I just reached an all time high of 252# and a 52 1/4" chest thanks to rest-pause! While my workouts had to be honed back, again, to 2 exercises per workout, the increased intensity boosted my stats. For the home-trainee rest-pause remains one of the simplest means to boost intensity. I can't seem to pick the right weight, my progress keeps me pushing into rep ranges equal if not beyond the previous workout regardless of new weight additions.
can ı use this method for every muscle groups and for every exercise last set in my routine or just for one exercise??? and how mony time can ı use this method one month or more or less
This rest pause method goes back 70 years ago. I used the “Super Rest-Pause Method” as explained and elaborated on by Donne Hale in the Old Iron Magazine, July 1965, pages 22-23. Most of the programs initially used the sequence of 1 rep then a 10 second rest, 2-reps then a second rest, 3-reps then a 10 second rest until one reached 10 reps and a 10 second rest.
Donne reversed the order of performance.
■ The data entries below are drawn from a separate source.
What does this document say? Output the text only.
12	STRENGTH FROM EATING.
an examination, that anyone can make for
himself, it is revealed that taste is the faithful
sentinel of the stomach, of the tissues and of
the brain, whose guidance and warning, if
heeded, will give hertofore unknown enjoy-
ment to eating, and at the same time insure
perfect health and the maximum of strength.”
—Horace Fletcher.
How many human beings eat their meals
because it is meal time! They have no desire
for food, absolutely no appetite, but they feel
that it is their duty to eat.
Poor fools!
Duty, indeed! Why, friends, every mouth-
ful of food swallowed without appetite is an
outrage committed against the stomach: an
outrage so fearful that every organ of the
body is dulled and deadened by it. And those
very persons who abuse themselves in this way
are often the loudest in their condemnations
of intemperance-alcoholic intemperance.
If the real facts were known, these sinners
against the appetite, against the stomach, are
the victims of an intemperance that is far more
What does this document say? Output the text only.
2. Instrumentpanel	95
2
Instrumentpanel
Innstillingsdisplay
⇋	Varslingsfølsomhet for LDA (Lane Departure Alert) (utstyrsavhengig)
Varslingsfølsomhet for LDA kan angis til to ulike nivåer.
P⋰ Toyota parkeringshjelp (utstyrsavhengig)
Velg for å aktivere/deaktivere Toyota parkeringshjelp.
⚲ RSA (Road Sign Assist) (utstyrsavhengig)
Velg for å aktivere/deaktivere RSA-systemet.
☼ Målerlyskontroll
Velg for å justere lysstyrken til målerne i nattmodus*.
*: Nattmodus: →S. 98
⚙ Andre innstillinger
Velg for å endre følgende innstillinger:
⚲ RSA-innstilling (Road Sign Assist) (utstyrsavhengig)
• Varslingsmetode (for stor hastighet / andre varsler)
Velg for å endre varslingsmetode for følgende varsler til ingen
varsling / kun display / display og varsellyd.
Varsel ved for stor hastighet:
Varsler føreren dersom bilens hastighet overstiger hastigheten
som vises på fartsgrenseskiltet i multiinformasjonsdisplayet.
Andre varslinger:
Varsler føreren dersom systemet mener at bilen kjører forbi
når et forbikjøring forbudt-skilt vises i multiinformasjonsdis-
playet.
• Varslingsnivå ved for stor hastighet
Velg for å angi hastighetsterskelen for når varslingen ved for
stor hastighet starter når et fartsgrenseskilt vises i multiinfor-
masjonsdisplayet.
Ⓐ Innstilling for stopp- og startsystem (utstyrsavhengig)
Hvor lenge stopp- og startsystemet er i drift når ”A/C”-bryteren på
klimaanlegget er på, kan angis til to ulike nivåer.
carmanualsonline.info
The advantages here is one worked with the heavies weight first thus inducing hard fiber strong muscles that could perform as well as they looked.
To perform the “Super Rest-Pause Method’ You take a weight and perform 10-reps then a 10 second pause, pick up the weight perform 9-reps then a 10 second pause, pick up the weight again then 8-reps another 10 second pause and so on until you are down to 1 rep. If you can do more than one rep you simple keep going until failure on this last set. A lot of intense concentrated work can be done this way in a minimal of time.
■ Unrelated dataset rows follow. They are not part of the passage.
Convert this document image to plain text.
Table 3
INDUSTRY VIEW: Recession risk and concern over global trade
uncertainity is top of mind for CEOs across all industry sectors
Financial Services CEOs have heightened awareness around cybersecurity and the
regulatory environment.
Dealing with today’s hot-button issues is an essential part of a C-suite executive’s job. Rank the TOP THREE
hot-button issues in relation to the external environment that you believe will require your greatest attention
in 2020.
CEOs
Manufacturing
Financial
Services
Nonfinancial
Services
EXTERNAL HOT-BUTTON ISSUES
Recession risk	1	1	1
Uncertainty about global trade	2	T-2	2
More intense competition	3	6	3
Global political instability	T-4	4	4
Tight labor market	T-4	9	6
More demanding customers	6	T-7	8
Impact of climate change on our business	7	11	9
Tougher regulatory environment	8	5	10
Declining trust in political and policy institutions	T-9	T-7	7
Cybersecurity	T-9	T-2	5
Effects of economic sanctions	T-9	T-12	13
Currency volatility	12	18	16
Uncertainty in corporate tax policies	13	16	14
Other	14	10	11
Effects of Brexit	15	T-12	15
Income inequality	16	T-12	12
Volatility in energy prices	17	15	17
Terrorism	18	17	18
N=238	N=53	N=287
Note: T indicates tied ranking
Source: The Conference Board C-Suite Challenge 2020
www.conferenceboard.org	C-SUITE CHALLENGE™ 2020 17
Donne is one of the top physical culturalists in America for 70 years and today at 94+ years he looks amazingly youthful and continues to regularly work out. He has published his own Magazine the Florida Weight-Man in the 1960s, written for Iron Man Magazine in the 1960s in a segment called “Bits of Brawn”. He also operated the Sandy Surf Hotel on Miami Beach in the 1960s where international top strongmen body builders and other athletes came and trained.
Don himself was able to clean and jerk 300 pounds at 160 pounds in the 1930’s and in addition to this was a top boxer and hand balancer. Even in his mid-60s he was capable of strict barbell pressing well over 200 pounds.
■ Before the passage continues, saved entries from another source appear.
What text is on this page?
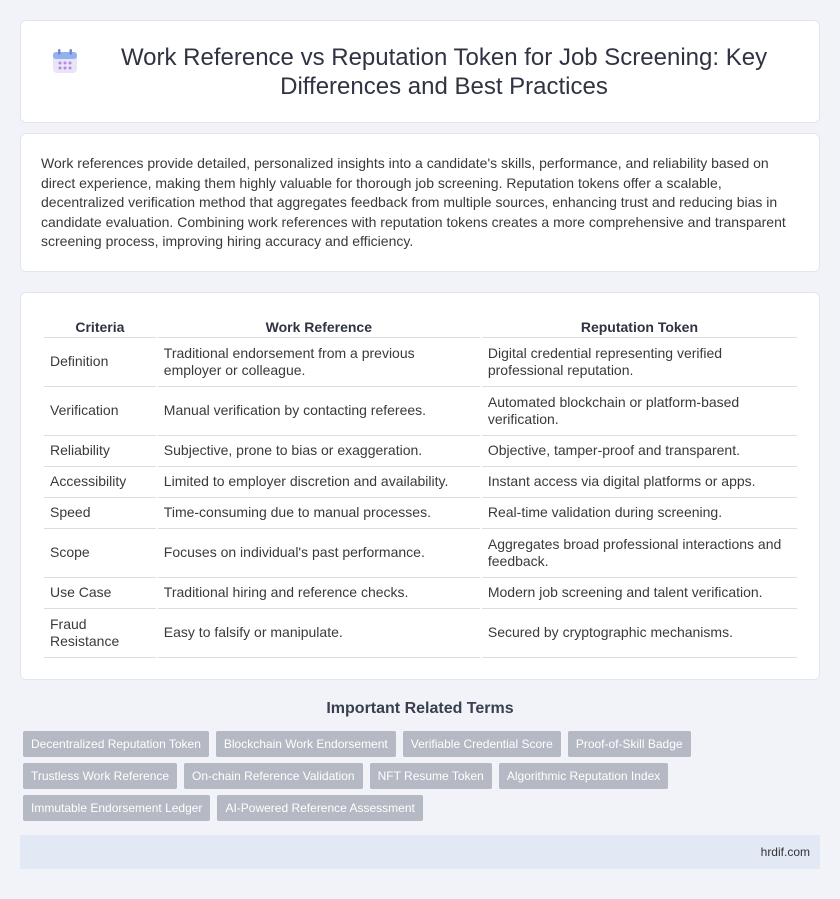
Work Reference vs Reputation Token for Job Screening: Key Differences and Best Practices

Work references provide detailed, personalized insights into a candidate's skills, performance, and reliability based on direct experience, making them highly valuable for thorough job screening. Reputation tokens offer a scalable, decentralized verification method that aggregates feedback from multiple sources, enhancing trust and reducing bias in candidate evaluation. Combining work references with reputation tokens creates a more comprehensive and transparent screening process, improving hiring accuracy and efficiency.

Criteria	Work Reference	Reputation Token
Definition	Traditional endorsement from a previous employer or colleague.	Digital credential representing verified professional reputation.
Verification	Manual verification by contacting referees.	Automated blockchain or platform-based verification.
Reliability	Subjective, prone to bias or exaggeration.	Objective, tamper-proof and transparent.
Accessibility	Limited to employer discretion and availability.	Instant access via digital platforms or apps.
Speed	Time-consuming due to manual processes.	Real-time validation during screening.
Scope	Focuses on individual's past performance.	Aggregates broad professional interactions and feedback.
Use Case	Traditional hiring and reference checks.	Modern job screening and talent verification.
Fraud Resistance	Easy to falsify or manipulate.	Secured by cryptographic mechanisms.
Important Related Terms
Decentralized Reputation Token	Blockchain Work Endorsement	Verifiable Credential Score	Proof-of-Skill Badge
Trustless Work Reference	On-chain Reference Validation	NFT Resume Token	Algorithmic Reputation Index
Immutable Endorsement Ledger	AI-Powered Reference Assessment
hrdif.com
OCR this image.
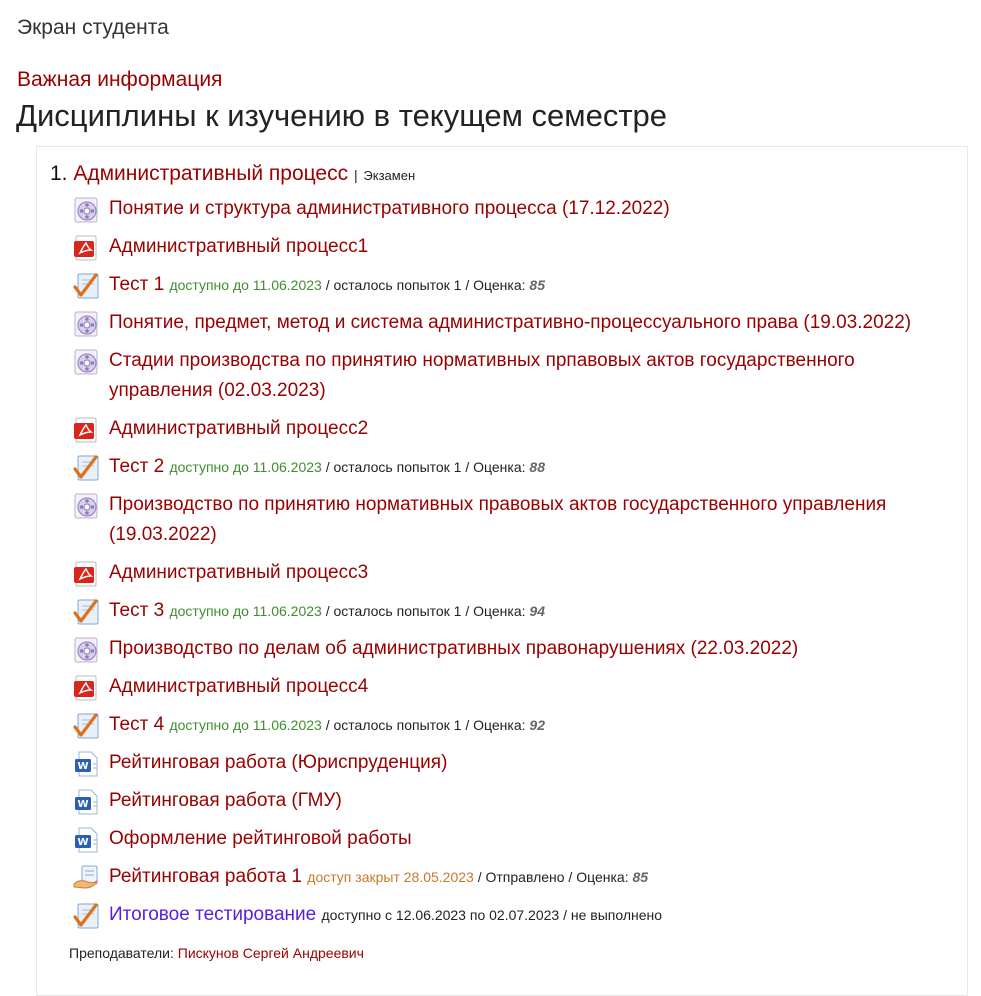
Экран студента
Важная информация
Дисциплины к изучению в текущем семестре
1. Административный процесс | Экзамен
Понятие и структура административного процесса (17.12.2022)
Административный процесс1
Тест 1 доступно до 11.06.2023 / осталось попыток 1 / Оценка: 85
Понятие, предмет, метод и система административно-процессуального права (19.03.2022)
Стадии производства по принятию нормативных прпавовых актов государственного управления (02.03.2023)
Административный процесс2
Тест 2 доступно до 11.06.2023 / осталось попыток 1 / Оценка: 88
Производство по принятию нормативных правовых актов государственного управления (19.03.2022)
Административный процесс3
Тест 3 доступно до 11.06.2023 / осталось попыток 1 / Оценка: 94
Производство по делам об административных правонарушениях (22.03.2022)
Административный процесс4
Тест 4 доступно до 11.06.2023 / осталось попыток 1 / Оценка: 92
W Рейтинговая работа (Юриспруденция)
W Рейтинговая работа (ГМУ)
W Оформление рейтинговой работы
Рейтинговая работа 1 доступ закрыт 28.05.2023 / Отправлено / Оценка: 85
Итоговое тестирование доступно с 12.06.2023 по 02.07.2023 / не выполнено
Преподаватели: Пискунов Сергей Андреевич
I myself have followed his training advice such as the “Super Rest-Pause Method” above and at age 62 have a 19 1/4 inch arm and can do seated 80-degree simultaneously presses with a pair of 105 pound solid dumbbells for sets of 5 reps. I have never used anything stronger than a protein powder and not all much of that.
Stephen Herndon, BS, MS, MA, Ed.S., Ph.D., Professional Member of the National Strength and Conditioning Association
It's not a typo,you get them by using rest pause to work your way up there! Hey, I didn't say it would be easy! This is a rather obscure variation to the typical use of rest pause but to my mind it's a good example of the fundamental concept - taking a weight that's heavier than usual and hitting a predetermined rep/set scheme
hey jim, u r a genious.i m a big fan of urs,,,,i m reading ur articles from last 4 years,,,thanks for sharing ur knowledge:).. can u please giv me ur email id.....thanks
firstname.lastname@example.org Thanks for the compliments
Hi Jim, just wondered if there is a typo in this or i am just misunderstanding something. It says in variation #2 to take a weight you can get 10 reps with then add 10% and do 6 sets of 10 reps with it, so how would you get those reps is it's heavier than you can do for 10 reps?
It's not a typo,you get them by using rest pause to work your way up there! Hey, I didn't say it would be easy! This is a rather obscure variation to the typical use of rest pause but to my mind it's a good example of the fundamental concept - taking a weight that's heavier than usual and hitting a predetermined rep/set scheme. Now having said that you may have to work up to 6 sets or you may not be able to hit 6 sets - that's OK, do as many sets as you can. Even though this variation calls for 6 sets, you will see the same results if you work to your personal point of overall failure.